Well, it can't be much worse than it is now with DLC and in-game tutorials. Gone are the days of Doom when the instruction manual was 'New Game' and you dropped into E1M1 and either figured it out in short order, or died repeatedly until you did. Or like some of the old-school Nintendo games. You couldn't beat them, but they were fun anyway. Now everyone's a precious snowflake and games have different options in case you happen to suck at, say, using a mouse. I'm looking at you, Mass Effect 3.
#fuckbeta #iamslashdot #dicemustdie
To be fair, it was basically the premise of "The Last Starfighter" first.
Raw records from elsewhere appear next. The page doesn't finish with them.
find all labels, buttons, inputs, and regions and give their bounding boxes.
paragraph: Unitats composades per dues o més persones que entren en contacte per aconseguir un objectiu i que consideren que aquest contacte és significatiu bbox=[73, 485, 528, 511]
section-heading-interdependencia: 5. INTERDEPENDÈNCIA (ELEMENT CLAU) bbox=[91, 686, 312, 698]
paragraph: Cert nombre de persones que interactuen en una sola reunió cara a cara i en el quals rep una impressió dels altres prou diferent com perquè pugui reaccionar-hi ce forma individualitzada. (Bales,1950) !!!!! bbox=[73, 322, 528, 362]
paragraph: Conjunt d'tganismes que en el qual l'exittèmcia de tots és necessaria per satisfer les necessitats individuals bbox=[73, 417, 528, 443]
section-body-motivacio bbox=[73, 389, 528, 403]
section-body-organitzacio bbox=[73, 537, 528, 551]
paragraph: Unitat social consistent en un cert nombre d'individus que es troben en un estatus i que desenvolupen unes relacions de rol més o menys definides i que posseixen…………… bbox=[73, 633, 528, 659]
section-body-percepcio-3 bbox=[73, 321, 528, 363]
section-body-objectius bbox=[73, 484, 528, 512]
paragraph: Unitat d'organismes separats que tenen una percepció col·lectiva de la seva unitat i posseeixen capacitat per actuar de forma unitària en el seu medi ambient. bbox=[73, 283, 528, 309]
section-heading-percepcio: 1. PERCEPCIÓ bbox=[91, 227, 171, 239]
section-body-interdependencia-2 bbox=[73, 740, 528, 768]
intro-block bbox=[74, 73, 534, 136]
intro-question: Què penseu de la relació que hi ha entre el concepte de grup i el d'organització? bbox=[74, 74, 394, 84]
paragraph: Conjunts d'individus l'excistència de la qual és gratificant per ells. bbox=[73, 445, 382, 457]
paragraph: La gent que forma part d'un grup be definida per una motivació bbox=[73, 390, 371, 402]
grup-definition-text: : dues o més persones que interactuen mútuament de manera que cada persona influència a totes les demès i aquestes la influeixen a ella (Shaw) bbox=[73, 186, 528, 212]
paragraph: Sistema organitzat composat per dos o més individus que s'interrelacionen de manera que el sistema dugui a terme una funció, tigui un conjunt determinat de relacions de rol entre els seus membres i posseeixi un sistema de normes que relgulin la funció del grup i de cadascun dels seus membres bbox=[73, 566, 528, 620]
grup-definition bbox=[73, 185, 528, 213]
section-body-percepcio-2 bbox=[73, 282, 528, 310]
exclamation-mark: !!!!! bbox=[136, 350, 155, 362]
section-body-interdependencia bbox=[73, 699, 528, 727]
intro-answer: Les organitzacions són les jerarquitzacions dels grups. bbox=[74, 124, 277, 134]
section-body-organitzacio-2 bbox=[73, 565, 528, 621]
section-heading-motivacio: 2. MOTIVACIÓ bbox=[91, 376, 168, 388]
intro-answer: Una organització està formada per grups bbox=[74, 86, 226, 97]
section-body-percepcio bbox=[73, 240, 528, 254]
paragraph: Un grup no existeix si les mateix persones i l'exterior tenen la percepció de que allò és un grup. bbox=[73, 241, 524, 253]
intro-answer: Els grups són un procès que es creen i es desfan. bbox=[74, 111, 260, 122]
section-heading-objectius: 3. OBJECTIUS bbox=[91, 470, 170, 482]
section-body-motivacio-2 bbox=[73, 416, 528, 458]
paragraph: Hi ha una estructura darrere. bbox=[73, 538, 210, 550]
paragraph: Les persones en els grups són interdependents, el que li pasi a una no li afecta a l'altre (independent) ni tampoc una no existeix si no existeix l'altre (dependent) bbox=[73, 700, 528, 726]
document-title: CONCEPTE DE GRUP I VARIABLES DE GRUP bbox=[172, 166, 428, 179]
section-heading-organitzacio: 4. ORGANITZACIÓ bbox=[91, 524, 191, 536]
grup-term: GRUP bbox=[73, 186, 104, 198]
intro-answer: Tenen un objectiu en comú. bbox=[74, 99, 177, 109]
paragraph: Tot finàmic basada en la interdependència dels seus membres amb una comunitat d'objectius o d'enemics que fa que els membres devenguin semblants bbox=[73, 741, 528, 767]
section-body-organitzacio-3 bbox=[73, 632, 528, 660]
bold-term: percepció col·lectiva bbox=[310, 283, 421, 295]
Alex Rogan is a teenager living in a trailer park with his mother and little brother, Louis Rogan. While working as the park's handyman and dreaming of going to college, Alex's sole activity is playing Starfighter, an arcade game where the player defends "the Frontier" from "Xur and the Ko-Dan Armada" in a space battle. Eventually he becomes the game's highest-scoring player. A short time later, he is approached by the game's inventor, Centauri who invites him to take a ride. Alex does so, discovering the car is actually a spaceship. It turns out Centauri is a disguised alien who takes him to the faraway planet Rylos.
Kill virtual humans, of course. Or zombies or aliens if that's your preference.
The real idiocy here is the presumption that vast numbers of gamers would willingly spend ANY of their time doing anything that benefits anyone other than themselves.
Says someone posting in the comments section of a website.
Why must Gamification die? It's a very potent concept. It's like saying "Placebos" must die. You might have some intellectual qualms about it "working for the wrong reasons" but it works really well. While we live in an age of explicit gamificiation including reality TV, which gamifies human interaction, basically people have always done things that make their work more than just work. We foster freindly competitions between work teams, we offer prizes for company groups that raise the most donations for charity, etc... You could easily say that the satisfaction of the work or the donations to charity, being incentive enough and we dont' actually need to add external conditions different from the the actual objectives. But that's not how humans work. We like taking long term goals and adding in extraneous rules that divide the long term goal into short term quick rewards--even if they are artificial. The couch potatoe's willingness to lie there perfroming pointless game playing is evidence that humans are sometimes powerless against this rapid reward system, so why not turn that to doing good things.
Some drink at the fountain of knowledge. Others just gargle.